I need to obtain the significance of the GxE factor of the ANOVA performed with multiple environments (n=8) in an augmented design with data adjusted with BLUPs (Best Linear Unbiased Predictors).
I will suggest you to use Design Expert. http://www.statease.com/dx9.html. Using this tool, you can regress your parameters. At the mean time you can perform anova with multiple variables.
probably there are a lot of way to test for the GxE interaction. however, an easy way to look at this (i am assuming that the locations are random) is to find the population average of each genotype within each location, rank the genotype within each location. if the ranking of genotypr differ from location to location, we will say that there is a significant GxE interaction. this approach is easy because in most solfware that you will, since GxE is random, they will not provide the test for GxE or you can do by hand.
here, i will add two more way that can help you test for the GxE interaction.
the first one a formal Likelihood Ratio Test (LRT)
You can also perform a likelihood ratio test as follows
H0: the model without GxE is better (reduce model)
H1: model with GxE better fits our data (the full model is better)
this will be a chi square test where the degree of freedom will be the difference in the number of parameter estimated in both models.
p-value = 1- pchisquare(< difference betseen likelihoods), and the p-value will be compared to the alpha level.
This is not a formal
Here, you just have to see if the variance component of GxE is different from zero. if its different from zero, you can conclude that there is a GxE interaction.
Use 'statistical significance' as just one piece of information, not the entire basis to make inferences.
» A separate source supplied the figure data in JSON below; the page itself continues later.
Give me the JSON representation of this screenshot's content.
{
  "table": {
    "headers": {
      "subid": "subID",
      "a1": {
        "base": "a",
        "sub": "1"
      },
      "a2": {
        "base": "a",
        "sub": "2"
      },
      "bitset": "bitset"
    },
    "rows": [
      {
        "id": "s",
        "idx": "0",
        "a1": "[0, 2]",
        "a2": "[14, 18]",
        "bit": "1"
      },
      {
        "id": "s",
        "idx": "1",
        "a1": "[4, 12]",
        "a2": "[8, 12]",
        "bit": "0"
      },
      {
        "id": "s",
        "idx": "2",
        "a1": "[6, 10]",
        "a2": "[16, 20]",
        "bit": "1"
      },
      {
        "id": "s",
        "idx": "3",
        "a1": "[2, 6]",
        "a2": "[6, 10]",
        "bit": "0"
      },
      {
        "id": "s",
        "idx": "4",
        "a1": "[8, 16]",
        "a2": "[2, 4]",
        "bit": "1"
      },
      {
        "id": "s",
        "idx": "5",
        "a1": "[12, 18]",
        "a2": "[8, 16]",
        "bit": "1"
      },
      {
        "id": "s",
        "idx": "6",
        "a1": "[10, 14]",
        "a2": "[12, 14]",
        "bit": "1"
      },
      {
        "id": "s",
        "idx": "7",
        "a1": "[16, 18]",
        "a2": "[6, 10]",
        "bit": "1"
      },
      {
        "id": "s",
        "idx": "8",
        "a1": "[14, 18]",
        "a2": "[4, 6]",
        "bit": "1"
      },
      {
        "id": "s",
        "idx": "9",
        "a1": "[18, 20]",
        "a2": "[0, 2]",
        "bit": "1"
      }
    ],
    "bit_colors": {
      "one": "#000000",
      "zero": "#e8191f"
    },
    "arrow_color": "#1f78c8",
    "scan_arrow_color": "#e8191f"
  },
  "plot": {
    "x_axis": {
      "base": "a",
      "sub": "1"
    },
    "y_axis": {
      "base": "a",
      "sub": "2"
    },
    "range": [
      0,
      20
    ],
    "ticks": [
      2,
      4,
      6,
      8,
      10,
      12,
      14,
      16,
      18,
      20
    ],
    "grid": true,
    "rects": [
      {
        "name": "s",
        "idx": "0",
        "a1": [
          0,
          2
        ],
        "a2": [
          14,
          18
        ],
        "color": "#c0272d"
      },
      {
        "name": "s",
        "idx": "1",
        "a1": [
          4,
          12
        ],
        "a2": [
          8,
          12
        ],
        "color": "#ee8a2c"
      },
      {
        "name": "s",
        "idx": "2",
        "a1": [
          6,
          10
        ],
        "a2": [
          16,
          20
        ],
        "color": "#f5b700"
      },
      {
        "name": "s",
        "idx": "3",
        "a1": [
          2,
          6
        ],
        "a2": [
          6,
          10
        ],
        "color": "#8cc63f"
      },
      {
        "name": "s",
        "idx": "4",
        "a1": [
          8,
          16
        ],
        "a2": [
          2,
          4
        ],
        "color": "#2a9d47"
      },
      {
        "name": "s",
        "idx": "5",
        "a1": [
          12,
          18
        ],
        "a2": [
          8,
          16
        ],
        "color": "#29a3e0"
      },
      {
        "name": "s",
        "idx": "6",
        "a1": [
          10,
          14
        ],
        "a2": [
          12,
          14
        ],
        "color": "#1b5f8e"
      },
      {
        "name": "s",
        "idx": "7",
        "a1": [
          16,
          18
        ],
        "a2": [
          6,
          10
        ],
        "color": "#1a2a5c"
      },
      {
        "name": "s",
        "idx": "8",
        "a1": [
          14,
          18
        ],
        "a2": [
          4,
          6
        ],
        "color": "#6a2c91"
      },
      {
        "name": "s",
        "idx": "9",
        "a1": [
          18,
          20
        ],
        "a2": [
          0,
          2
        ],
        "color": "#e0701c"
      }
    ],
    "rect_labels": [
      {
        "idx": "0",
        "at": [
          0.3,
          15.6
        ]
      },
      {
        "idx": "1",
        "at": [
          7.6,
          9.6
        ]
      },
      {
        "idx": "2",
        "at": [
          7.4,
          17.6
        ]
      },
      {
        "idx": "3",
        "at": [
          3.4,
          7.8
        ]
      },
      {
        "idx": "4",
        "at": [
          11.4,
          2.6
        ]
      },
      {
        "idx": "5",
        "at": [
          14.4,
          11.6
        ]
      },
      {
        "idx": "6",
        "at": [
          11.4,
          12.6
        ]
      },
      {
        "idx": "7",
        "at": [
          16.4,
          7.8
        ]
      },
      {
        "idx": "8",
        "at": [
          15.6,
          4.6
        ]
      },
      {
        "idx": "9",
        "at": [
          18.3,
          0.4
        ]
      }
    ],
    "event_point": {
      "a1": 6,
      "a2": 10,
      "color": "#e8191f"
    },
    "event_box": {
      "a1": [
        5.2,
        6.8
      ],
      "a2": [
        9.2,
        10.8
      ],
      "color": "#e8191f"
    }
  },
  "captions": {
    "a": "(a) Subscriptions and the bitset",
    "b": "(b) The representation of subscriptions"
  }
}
More exciting, and practically more useful, will be the information on the nature (crossover or non-crossover) and magnitude of GxE interaction. Once you have your GxE BLUPs, one way to quantify these may be to use of Pattern Analysis. The link below provides some notes that may be helpful
I suggest, to go to the roots of variation statistics, to sound farmers logic and have in mind, that significance is just a convention. I would proceed in two steps. 1. estimate in each environment independently the genotype effects and the error variance of genotypes (excluding the checks). 2. Calculate from the obtained genotype effects across the 8 environments a one-way ANOVA and estimate the residual variance, which by simple logic should be the sum of GxE variance and error variance. Subtract the pooled error variance, obtained in step 1 from the 8 environments, from the residual ANOVA variance, to obtain a oractical estimate of the interaction variance. Keep in mind, that the plausibility depends on the appropriateness of the additive yield model. If the yield in the environments differs very much, a multilicative yield model might be better.